Complete step by step answer
In this question we are given 10g ice at ${0}^{0} C$ and 10g water at ${20}^{0} C$, if they both are mixed, heat will flow from water to ice, i.e. hotter body to cooler body. In this process, the amount of heat lost by water will be:
$Q\, = \, - ms(T - {T_0})$
As heat is lost, we are putting a negative sign there.
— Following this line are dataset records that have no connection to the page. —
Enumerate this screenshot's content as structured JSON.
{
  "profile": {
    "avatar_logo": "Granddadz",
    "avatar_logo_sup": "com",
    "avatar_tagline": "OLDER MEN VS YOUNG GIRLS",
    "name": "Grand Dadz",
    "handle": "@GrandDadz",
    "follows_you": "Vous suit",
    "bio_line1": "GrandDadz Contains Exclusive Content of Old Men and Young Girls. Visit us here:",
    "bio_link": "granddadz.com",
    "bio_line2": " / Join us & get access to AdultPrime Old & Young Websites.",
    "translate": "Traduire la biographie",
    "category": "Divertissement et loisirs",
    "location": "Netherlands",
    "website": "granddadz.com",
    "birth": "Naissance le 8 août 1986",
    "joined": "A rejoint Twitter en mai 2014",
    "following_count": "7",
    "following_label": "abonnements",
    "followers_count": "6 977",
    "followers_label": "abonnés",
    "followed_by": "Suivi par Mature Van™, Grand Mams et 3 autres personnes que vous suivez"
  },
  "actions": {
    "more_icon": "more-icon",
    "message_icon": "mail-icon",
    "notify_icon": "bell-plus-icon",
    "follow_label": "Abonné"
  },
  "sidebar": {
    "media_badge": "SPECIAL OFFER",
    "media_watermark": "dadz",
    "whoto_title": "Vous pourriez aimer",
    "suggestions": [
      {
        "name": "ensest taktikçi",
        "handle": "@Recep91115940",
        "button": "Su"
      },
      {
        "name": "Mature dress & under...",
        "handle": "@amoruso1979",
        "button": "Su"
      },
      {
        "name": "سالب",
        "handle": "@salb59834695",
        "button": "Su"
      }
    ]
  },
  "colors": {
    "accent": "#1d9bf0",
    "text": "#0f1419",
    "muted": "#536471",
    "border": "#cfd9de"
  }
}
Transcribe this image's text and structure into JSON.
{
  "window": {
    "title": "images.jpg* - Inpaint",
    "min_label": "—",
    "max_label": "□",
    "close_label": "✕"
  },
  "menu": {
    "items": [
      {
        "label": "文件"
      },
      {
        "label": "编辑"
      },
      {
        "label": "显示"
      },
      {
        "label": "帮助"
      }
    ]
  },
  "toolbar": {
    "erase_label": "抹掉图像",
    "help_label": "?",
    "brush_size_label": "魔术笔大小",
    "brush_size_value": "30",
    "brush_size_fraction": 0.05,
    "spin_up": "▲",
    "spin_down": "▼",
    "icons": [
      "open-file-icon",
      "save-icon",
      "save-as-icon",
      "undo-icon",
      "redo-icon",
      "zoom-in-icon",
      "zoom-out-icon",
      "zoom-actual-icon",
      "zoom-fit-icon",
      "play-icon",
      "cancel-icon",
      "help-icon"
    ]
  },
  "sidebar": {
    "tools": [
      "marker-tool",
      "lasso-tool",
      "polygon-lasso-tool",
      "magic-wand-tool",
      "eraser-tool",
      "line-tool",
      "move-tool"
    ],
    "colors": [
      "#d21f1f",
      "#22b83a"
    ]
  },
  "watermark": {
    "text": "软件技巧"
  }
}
Where, $m$ is the mass of water
$S$ is the specific heat of water
$T$ is the final temperature of the combination
${T_0}$is the initial temperature of the water.
This heat supplied by the water is gained by ice. This heat will be used to transform some of the ice to water and then increase its temperature. We don’t yet know how much ice is converted to liquid water. Let’s assume that $\Delta m$ of ice is converted to water. Energy gained by ice is equal to:
$Q\, = \left(
\Delta m\,L{\text{ }};if{\text{ }}\Delta m < m{\text{ }}or{\text{ }}if{\text{ }}the{\text{ }}heat{\text{ }}from{\text{ }}water{\text{ }}is{\text{ }}less{\text{ }}than{\text{ }}the{\text{ }}total{\text{ }}latent{\text{ }}heat{\text{ }}in{\text{ }}ice \\
m\,L + {\text{ }}m{\text{ }}s{\text{ }}(T - {T_0});{\text{ }}if{\text{ }}\Delta m = {\text{ }}m{\text{ }}or{\text{ }}if{\text{ }}the{\text{ }}heat{\text{ }}from{\text{ }}water{\text{ }}is{\text{ }}less{\text{ }}than{\text{ }}the{\text{ }}total{\text{ }}latent{\text{ }}heat{\text{ }}in{\text{ }}ice{\text{ }} \\
\right)$
Where L is the latent heat of fusion.
Here we see that the heat lost from water = $Q\, = \, - m{\text{ }}1{\text{ }}(T - {T_0}) = m{\text{ }}(20 - {T_{}})$. Now $T$ cannot get lower than ${0}^{0} C$. So even if we put $T = 0$, the heat lost by water=20m which is much less than the total latent heat of the ice i.e. $ = \,mL = \,80{\text{ }}m{\text{ }}$.
So the whole ice will not melt. So, the temperature will stay at ${0^o}C$.
So the correct option is (C).

Note
If you don’t pay attention while checking if the heat lost by water is sufficient to melt ice, then you will end up getting negative temperatures. Which is not possible because the min temperature is only ${0^o}C$.
The sign convention of heat transfer is such that the heat lost from a body should be taken as negative and heat gained from that body to the surroundings, should be treated as positive.